Events season is upon us, and while it’s not quite in full swing under the circumstances, it’s certainly giving it a good go.
A day without Zoom, imagine! In hotel function rooms worldwide, presentations and collaboration sessions generate lively discussion amongst peers. Insights are shared over coffee (or something stronger) in conference hall corners, and well-crafted workshops drill down into the details. When it comes to making knowledge work in law firms or corporate legal departments, the best way to achieve progress within the industry is to connect and communicate. Let’s explore what connects the legal tech community this month.
It’s good to talk
Connecting with people is something that I have been thinking about a lot lately. Get me speaking about legal technology, and I’ll likely mention two things pretty quickly. First, adoption of legal technology is a huge issue. Second, speaking to the people who will use the solutions is the number-one success hack to delivering an effective legal technology initiative. Here, I share four key reasons why talking to your users (or legal tech users) is the only way to deliver great outcomes.
Making a tech connection
In a November Artificial Lawyer article about the evolution of application programming interfaces (APIs), Josh Blandi explores how tech’s connectivity joins the data dots. It is certainly true that connecting systems together will allow firms to build up a holistic data strategy and break down silos. On this subject, however, more talk is required beyond mere technical aspects. We need to focus on the “so what” questions around APIs. For example, what overall experience are we trying to offer to a user when we connect two systems together? Does it make sense to connect the systems, or are we doing it just for the sake of it?

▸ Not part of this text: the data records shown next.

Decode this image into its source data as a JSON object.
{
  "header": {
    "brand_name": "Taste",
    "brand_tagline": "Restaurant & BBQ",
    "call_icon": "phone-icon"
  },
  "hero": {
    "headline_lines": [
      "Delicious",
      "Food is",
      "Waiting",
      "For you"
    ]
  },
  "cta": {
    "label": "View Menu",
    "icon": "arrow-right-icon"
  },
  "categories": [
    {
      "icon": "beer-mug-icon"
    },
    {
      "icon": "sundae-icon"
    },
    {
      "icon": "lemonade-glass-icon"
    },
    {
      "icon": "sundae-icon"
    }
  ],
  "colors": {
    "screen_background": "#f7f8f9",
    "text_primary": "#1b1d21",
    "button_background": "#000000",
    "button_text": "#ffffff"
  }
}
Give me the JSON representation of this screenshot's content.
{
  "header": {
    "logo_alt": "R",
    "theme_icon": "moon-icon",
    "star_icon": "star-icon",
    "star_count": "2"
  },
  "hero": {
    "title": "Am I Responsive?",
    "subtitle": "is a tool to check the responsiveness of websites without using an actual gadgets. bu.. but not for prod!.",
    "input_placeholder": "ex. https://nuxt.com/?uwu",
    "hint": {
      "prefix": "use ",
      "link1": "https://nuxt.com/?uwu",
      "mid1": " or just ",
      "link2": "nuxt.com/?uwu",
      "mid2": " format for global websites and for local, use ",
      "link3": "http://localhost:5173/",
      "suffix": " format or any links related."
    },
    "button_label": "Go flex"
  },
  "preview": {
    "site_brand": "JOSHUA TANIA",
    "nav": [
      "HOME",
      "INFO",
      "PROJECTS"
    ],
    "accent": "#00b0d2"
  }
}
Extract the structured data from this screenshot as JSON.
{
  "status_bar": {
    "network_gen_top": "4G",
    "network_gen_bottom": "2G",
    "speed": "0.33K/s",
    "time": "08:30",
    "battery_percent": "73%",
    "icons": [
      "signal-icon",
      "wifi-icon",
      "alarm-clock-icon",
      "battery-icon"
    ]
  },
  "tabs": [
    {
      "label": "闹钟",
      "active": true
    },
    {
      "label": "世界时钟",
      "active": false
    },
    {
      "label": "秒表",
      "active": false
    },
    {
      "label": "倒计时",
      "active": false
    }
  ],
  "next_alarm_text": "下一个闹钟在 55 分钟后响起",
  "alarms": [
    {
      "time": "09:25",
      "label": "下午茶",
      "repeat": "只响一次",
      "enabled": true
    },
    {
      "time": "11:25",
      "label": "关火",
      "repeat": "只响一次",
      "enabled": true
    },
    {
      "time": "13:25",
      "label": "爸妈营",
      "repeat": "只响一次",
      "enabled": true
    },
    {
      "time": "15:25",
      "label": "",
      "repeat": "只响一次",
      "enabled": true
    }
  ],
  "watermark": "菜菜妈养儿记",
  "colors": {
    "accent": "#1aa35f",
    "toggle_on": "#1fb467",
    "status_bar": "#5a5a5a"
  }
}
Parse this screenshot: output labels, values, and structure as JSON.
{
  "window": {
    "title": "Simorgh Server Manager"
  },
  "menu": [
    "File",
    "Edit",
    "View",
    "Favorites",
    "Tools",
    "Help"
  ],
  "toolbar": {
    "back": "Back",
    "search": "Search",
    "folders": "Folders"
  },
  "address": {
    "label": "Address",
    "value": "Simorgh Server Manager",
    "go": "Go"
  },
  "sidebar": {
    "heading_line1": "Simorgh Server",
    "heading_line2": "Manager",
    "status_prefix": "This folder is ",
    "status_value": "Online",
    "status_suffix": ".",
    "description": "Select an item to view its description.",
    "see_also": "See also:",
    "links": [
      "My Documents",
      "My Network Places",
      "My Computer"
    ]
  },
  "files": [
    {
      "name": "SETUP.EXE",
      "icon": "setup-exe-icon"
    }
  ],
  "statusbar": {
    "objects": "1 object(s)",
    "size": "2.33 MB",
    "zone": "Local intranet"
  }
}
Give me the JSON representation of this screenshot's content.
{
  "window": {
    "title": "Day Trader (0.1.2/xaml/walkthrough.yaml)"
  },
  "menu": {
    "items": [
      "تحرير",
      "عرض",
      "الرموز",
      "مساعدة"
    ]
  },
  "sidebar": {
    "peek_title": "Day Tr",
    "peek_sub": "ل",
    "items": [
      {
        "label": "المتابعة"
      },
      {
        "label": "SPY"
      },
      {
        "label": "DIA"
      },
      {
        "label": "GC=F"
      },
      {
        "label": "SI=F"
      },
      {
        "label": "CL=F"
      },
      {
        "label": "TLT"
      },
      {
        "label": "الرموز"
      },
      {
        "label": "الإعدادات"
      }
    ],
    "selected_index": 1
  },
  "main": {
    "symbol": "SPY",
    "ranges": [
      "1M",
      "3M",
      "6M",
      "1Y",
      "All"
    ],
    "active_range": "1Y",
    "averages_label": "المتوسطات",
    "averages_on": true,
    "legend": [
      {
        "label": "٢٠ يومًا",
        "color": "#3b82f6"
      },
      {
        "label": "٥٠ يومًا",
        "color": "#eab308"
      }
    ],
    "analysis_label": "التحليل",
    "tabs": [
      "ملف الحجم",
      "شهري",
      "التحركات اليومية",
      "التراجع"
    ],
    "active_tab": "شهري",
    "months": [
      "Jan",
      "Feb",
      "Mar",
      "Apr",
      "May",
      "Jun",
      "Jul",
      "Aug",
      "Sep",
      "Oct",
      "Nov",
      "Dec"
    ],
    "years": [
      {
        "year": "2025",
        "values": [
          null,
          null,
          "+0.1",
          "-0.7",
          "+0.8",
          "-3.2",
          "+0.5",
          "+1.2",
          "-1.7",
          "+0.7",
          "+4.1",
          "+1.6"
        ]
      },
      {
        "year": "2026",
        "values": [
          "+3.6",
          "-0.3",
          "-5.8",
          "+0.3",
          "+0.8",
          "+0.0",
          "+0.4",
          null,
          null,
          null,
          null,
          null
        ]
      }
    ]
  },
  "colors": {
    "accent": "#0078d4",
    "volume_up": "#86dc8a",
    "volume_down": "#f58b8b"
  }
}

Lessons learned from when email was the new kid on the block
In a similar and almost certainly API-led vein of connectivity, it is interesting to see that Facebook’s Workplace product now connects with Microsoft Teams. Like email before it, Teams is a natural extension of content and communications that need to be managed in a matter-centric way, compliant with your organisation’s policy on governance and security. But Teams is also a different beast from email. It does calls, communication, document collaboration, automation (with Power Automate) and project management (with Planner). Increasingly firms are thinking about how to leverage this vast ecosystem of new tooling in a way that doesn’t overwhelm users.